Hint: don't be afraid to virtualize Windows executables. It is a good defense measure. Test the 'virtualize' containment rule. If it makes Windows malfunction, then change the rule to 'restrict' the windows exe. 'Virtualize' and 'Restrict' has the same effect but does it via different means. That's how the documentation explains it.

However, the current Comodo Internet Security Beta 2024 does not allow you to specify a virtualization rule to virtualize any Windows exe. I am using Xcitium OpenEDR's Comodo Internet Security and it can do that. I made a complaint about 2024 beta in the Comodo forum and they asked me to provide a screenshot, which I did. I explained that I am a current Xcitium EDR customer and if this the direction that their Internet Security is heading towards, then they need to change it. Hopefully they will make the modification.

Xcitium OpenEDR only costs $4 / month postpaid, first month is free. The cost is on par with most consumer AV's. And I encourge everyone to try it. Open EDR is better than Bitdefender EDR and Kaspersky EDR. I have evaluated both. If I weren't using Xcitium OpenEDR, there would be no solution to this attack, because most EDR's only solution is to 'Block', and one cannot block logonui -- Windows wouldn't function.

The uploaded file looks like a malicious file

 

[Victor M]

What file are you talking about ?

 

[Nikola Milanovic]

What file are you talking about ?

the sample of hackers

 

[Victor M]

I was attacked on the 3rd or 4th of Jan EST. Your screenshot was for an analysis done on the 5th UTC.

 

[Nikola Milanovic]

I was attacked on the 3rd or 4th of Jan EST. Your screenshot was for an analysis done on the 5th UTC.

you didnt got attacked you had Xcitium

 

[Victor M]

If the 'attack' was using a malware file, it would have been virtualized, by any edition of Comodo. So it wasn't a file based attack. And this was a test machine, with no other software that could be blamed for any malfunction.

 

[Xeno1234]

Update re: the red team guest Chinese hackers attack
They attacked a few days ago and used a network attack. It affected the LogonUI.exe of Windows, and I couldn't logon. Pretty deadly attack.

So, the solution was to make a containment rule to virtualize logonui.

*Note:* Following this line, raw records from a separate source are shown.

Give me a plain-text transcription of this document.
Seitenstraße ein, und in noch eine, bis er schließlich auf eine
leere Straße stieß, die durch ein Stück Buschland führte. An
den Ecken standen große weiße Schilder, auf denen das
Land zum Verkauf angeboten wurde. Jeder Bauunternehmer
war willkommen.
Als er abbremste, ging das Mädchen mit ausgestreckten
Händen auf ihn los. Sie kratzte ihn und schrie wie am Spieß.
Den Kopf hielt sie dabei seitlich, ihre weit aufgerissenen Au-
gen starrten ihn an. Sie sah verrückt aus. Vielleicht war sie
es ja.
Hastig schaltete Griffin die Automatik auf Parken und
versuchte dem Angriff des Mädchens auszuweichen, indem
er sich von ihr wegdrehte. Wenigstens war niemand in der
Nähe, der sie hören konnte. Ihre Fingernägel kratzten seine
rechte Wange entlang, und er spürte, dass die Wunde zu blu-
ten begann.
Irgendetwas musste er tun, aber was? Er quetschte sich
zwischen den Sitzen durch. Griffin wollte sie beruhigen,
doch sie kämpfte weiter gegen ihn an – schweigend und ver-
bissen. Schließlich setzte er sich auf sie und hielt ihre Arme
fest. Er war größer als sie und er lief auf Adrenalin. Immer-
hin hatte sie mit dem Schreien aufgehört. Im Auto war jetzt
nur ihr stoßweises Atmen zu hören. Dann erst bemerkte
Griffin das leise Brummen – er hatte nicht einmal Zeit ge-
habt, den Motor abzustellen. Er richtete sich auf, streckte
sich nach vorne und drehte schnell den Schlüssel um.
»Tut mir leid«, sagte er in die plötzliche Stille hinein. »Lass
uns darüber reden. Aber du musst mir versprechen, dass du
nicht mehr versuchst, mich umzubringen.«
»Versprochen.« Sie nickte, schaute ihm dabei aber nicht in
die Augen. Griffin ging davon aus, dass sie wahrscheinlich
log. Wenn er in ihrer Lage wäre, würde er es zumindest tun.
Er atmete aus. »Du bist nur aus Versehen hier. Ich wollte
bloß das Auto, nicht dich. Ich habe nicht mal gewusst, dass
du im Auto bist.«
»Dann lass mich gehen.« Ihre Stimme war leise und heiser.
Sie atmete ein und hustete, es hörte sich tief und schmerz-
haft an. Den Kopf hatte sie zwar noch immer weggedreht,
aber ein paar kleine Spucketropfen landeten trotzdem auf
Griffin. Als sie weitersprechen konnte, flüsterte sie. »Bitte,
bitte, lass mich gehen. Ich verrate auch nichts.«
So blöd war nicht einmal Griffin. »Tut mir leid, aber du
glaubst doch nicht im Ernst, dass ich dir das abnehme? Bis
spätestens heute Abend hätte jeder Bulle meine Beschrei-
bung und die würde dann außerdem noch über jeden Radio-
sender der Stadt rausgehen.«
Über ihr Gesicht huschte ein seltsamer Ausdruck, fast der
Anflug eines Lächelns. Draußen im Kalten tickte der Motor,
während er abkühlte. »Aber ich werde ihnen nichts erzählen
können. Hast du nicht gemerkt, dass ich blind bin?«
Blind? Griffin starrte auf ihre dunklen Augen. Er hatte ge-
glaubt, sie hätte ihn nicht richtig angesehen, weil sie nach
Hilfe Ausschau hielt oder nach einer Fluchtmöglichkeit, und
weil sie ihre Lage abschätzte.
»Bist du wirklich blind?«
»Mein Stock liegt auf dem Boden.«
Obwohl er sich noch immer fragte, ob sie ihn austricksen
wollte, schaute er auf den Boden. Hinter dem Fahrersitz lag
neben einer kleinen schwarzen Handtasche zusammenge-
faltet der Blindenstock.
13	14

Hint: don't be afraid to virtualize Windows executables. It is a good defense measure. Test the 'virtualize' containment rule. If it makes Windows malfunction, then change the rule to 'restrict' the windows exe. 'Virtualize' and 'Restrict' has the same effect but does it via different means. That's how the documentation explains it.

However, the current Comodo Internet Security Beta 2024 does not allow you to specify a virtualization rule to virtualize any Windows exe. I am using Xcitium OpenEDR's Comodo Internet Security and it can do that. I made a complaint about 2024 beta in the Comodo forum and they asked me to provide a screenshot, which I did. I explained that I am a current Xcitium EDR customer and if this the direction that their Internet Security is heading towards, then they need to change it. Hopefully they will make the modification.

Xcitium OpenEDR only costs $4 / month postpaid, first month is free. The cost is on par with most consumer AV's. And I encourge everyone to try it. Open EDR is better than Bitdefender EDR and Kaspersky EDR. I have evaluated both. If I weren't using Xcitium OpenEDR, there would be no solution to this attack, because most EDR's only solution is to 'Block', and one cannot block logonui -- Windows wouldn't function.

How is Kaspersky EDR. Their home AV is great so im curious about their Enterprise.